A woman and her 16-year-old son were also hit but survived.
“Eric was a good, smart Republican. Quite frankly, somebody in Congress should introduce a bill called the Eric Jachym Act that works on increasing police support in D.C, and Congress can do that,” friend Phillip Petersen told WTTG-TV.

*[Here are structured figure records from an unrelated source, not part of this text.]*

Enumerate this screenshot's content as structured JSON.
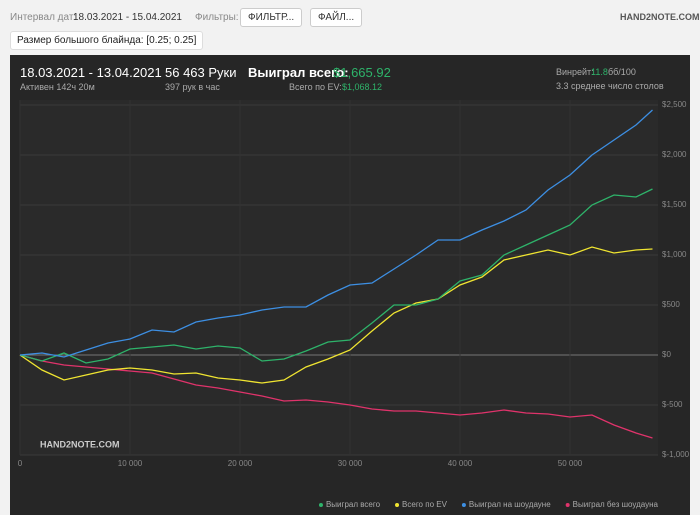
{
  "toolbar": {
    "date_label": "Интервал дат:",
    "date_range": "18.03.2021 - 15.04.2021",
    "filters_label": "Фильтры:",
    "filter_button": "ФИЛЬТР...",
    "file_button": "ФАЙЛ...",
    "logo": "HAND2NOTE.COM"
  },
  "filter_chip": "Размер большого блайнда: [0.25; 0.25]",
  "stats": {
    "period": "18.03.2021 - 13.04.2021",
    "active": "Активен 142ч 20м",
    "hands": "56 463 Руки",
    "hands_per_hour": "397 рук в час",
    "won_label": "Выиграл всего:",
    "won_value": "$1,665.92",
    "ev_label": "Всего по EV:",
    "ev_value": "$1,068.12",
    "winrate_label": "Винрейт:",
    "winrate_value": "11.8",
    "winrate_unit": "бб/100",
    "tables": "3.3 среднее число столов"
  },
  "chart_data": {
    "type": "line",
    "watermark": "HAND2NOTE.COM",
    "x": [
      0,
      2000,
      4000,
      6000,
      8000,
      10000,
      12000,
      14000,
      16000,
      18000,
      20000,
      22000,
      24000,
      26000,
      28000,
      30000,
      32000,
      34000,
      36000,
      38000,
      40000,
      42000,
      44000,
      46000,
      48000,
      50000,
      52000,
      54000,
      56000,
      57500
    ],
    "xlim": [
      0,
      58000
    ],
    "xticks": [
      0,
      {
        "value": 10000,
        "label": "10 000"
      },
      {
        "value": 20000,
        "label": "20 000"
      },
      {
        "value": 30000,
        "label": "30 000"
      },
      {
        "value": 40000,
        "label": "40 000"
      },
      {
        "value": 50000,
        "label": "50 000"
      }
    ],
    "ylim": [
      -1000,
      2550
    ],
    "yticks": [
      {
        "value": -1000,
        "label": "$-1,000"
      },
      {
        "value": -500,
        "label": "$-500"
      },
      {
        "value": 0,
        "label": "$0"
      },
      {
        "value": 500,
        "label": "$500"
      },
      {
        "value": 1000,
        "label": "$1,000"
      },
      {
        "value": 1500,
        "label": "$1,500"
      },
      {
        "value": 2000,
        "label": "$2,000"
      },
      {
        "value": 2500,
        "label": "$2,500"
      }
    ],
    "grid": true,
    "series": [
      {
        "name": "Выиграл всего",
        "color": "#2eb36a",
        "values": [
          0,
          -60,
          20,
          -80,
          -40,
          60,
          80,
          100,
          60,
          90,
          70,
          -60,
          -40,
          40,
          130,
          150,
          320,
          500,
          500,
          560,
          740,
          800,
          1000,
          1100,
          1200,
          1300,
          1500,
          1600,
          1580,
          1660
        ]
      },
      {
        "name": "Всего по EV",
        "color": "#f0e531",
        "values": [
          0,
          -150,
          -250,
          -200,
          -150,
          -130,
          -150,
          -190,
          -180,
          -230,
          -250,
          -280,
          -250,
          -120,
          -40,
          50,
          240,
          420,
          520,
          560,
          700,
          780,
          950,
          1000,
          1050,
          1000,
          1080,
          1020,
          1050,
          1060
        ]
      },
      {
        "name": "Выиграл на шоудауне",
        "color": "#3d8fe3",
        "values": [
          0,
          20,
          -20,
          50,
          120,
          160,
          250,
          230,
          330,
          370,
          400,
          450,
          480,
          480,
          600,
          700,
          720,
          860,
          1000,
          1150,
          1150,
          1250,
          1340,
          1450,
          1650,
          1800,
          2000,
          2150,
          2300,
          2450
        ]
      },
      {
        "name": "Выиграл без шоудауна",
        "color": "#e0336b",
        "values": [
          0,
          -60,
          -100,
          -120,
          -140,
          -160,
          -180,
          -240,
          -300,
          -330,
          -370,
          -410,
          -460,
          -450,
          -470,
          -500,
          -540,
          -560,
          -560,
          -580,
          -600,
          -580,
          -550,
          -580,
          -590,
          -620,
          -600,
          -700,
          -780,
          -830
        ]
      }
    ]
  }
}
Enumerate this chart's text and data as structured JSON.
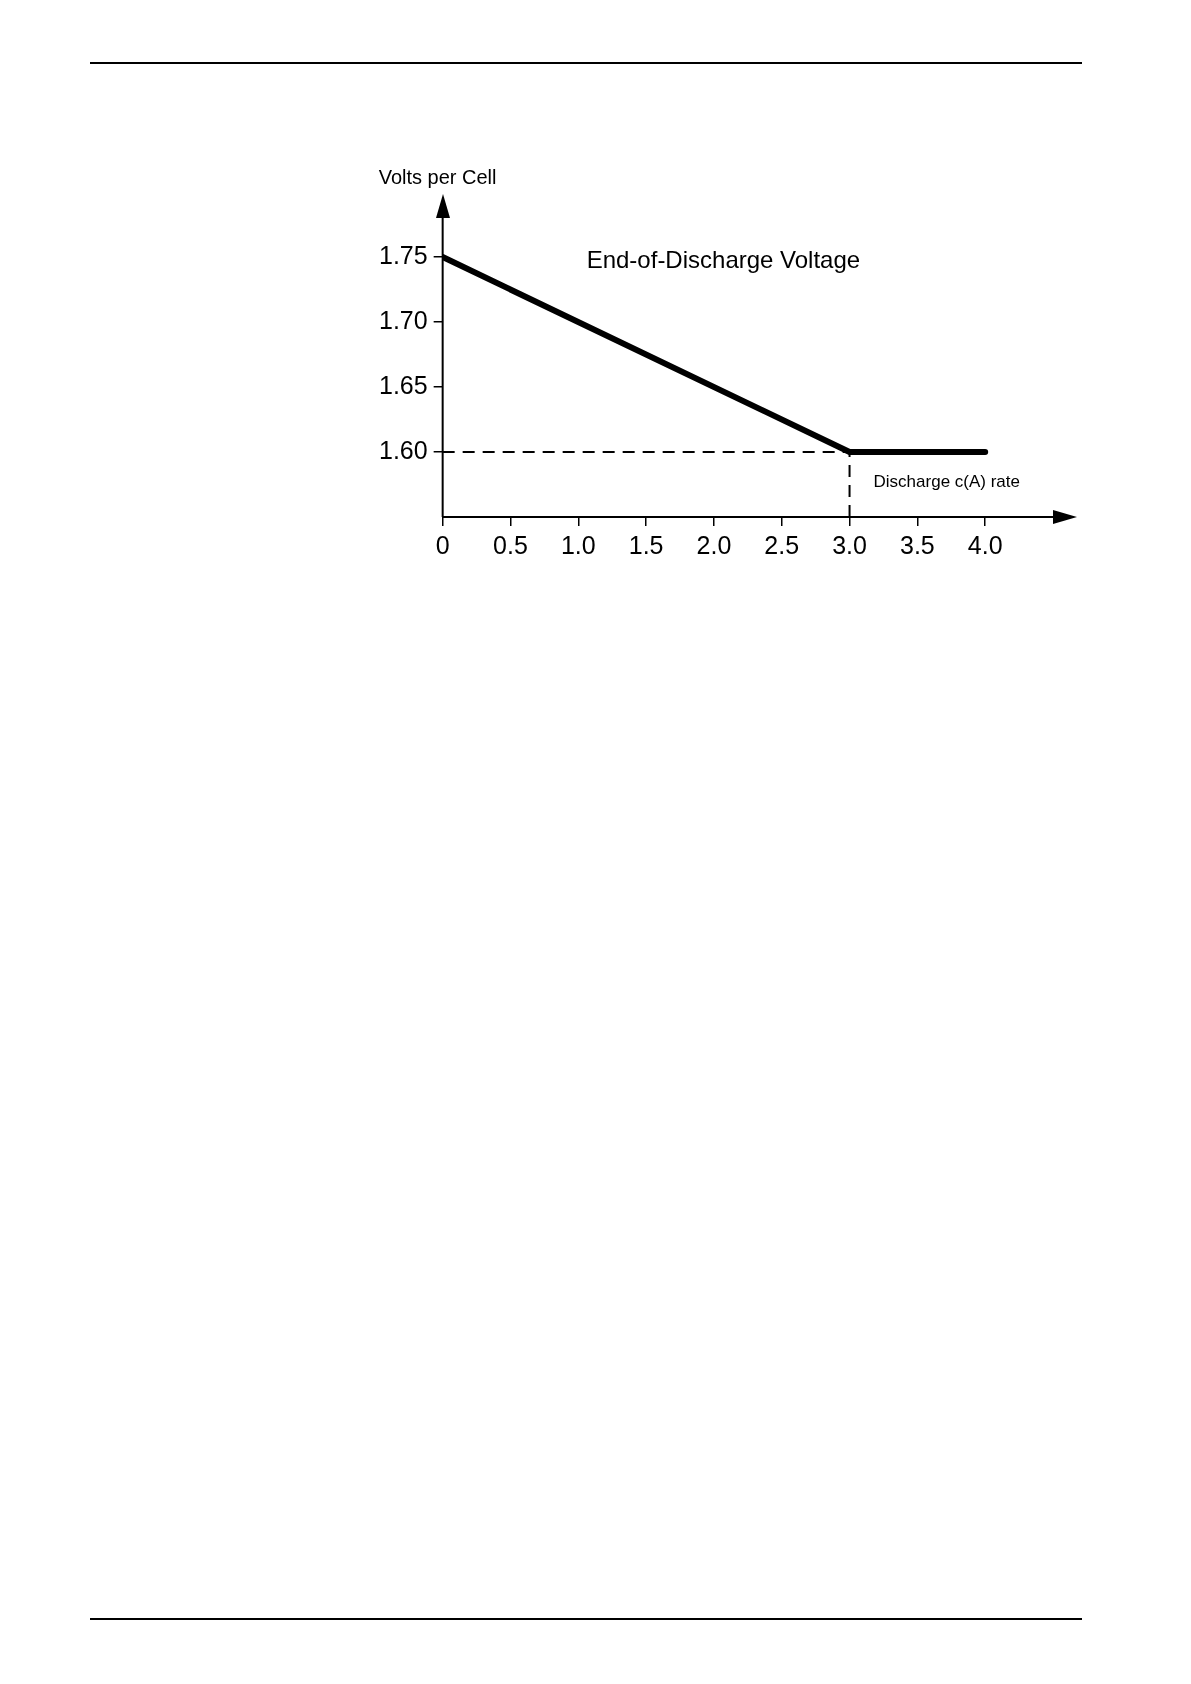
{
  "chart_data": {
    "type": "line",
    "title": "End-of-Discharge Voltage",
    "xlabel": "Discharge c(A) rate",
    "ylabel": "Volts per Cell",
    "x": [
      0,
      3.0,
      4.0
    ],
    "series": [
      {
        "color": "#000000",
        "values": [
          1.75,
          1.6,
          1.6
        ]
      }
    ],
    "xlim": [
      0,
      4.5
    ],
    "xticks": [
      0,
      {
        "value": 0.5,
        "label": "0.5"
      },
      {
        "value": 1,
        "label": "1.0"
      },
      {
        "value": 1.5,
        "label": "1.5"
      },
      {
        "value": 2,
        "label": "2.0"
      },
      {
        "value": 2.5,
        "label": "2.5"
      },
      {
        "value": 3,
        "label": "3.0"
      },
      {
        "value": 3.5,
        "label": "3.5"
      },
      {
        "value": 4,
        "label": "4.0"
      }
    ],
    "ylim": [
      1.55,
      1.78
    ],
    "yticks": [
      {
        "value": 1.6,
        "label": "1.60"
      },
      {
        "value": 1.65,
        "label": "1.65"
      },
      {
        "value": 1.7,
        "label": "1.70"
      },
      {
        "value": 1.75,
        "label": "1.75"
      }
    ],
    "ref_lines": [
      {
        "axis": "y",
        "value": 1.6,
        "line_style": "dashed",
        "color": "#000000"
      },
      {
        "axis": "x",
        "value": 3.0,
        "line_style": "dashed",
        "color": "#000000"
      }
    ],
    "grid": false,
    "legend": false,
    "marker": "none",
    "line_style": "solid"
  }
}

JUST IN: 21 year-old UMass Amherst student & Congressional intern Eric Tarpinian-Jachym murdered in Northwest DC shooting. Police do not believe he was the intended target.https://t.co/sYHlv6JV2p https://t.co/PMQhNJ2r2a pic.twitter.com/Fov1JWnhXW
— The DMV Live (@TheDMVLive) July 2, 2025
Tarpinian-Jachym had been interning with Kansas Republican Rep. Ron Estes.
“I will remember his kind heart and how he always greeted anyone who entered our office with a cheerful smile. We are grateful to Eric for his service to Kansas’ 4th District and the country,” Estes said.
Tarpinian-Jachym was a senior at the University of Massachusetts Amherst, where he was majoring in finance and minoring in political science, according to The Washington Post.
“Eric, you didn’t die in vain,” his mother, Tamara, said. “If we would’ve known the city was so dangerous, we wouldn’t have let him go.”
But President Donald Trump’s D.C. crime crackdown has given her hope, the Post reported.
“Hope that my son won’t just be a statistic. And hope that these changes will mean no other innocent people will get shot,” she said.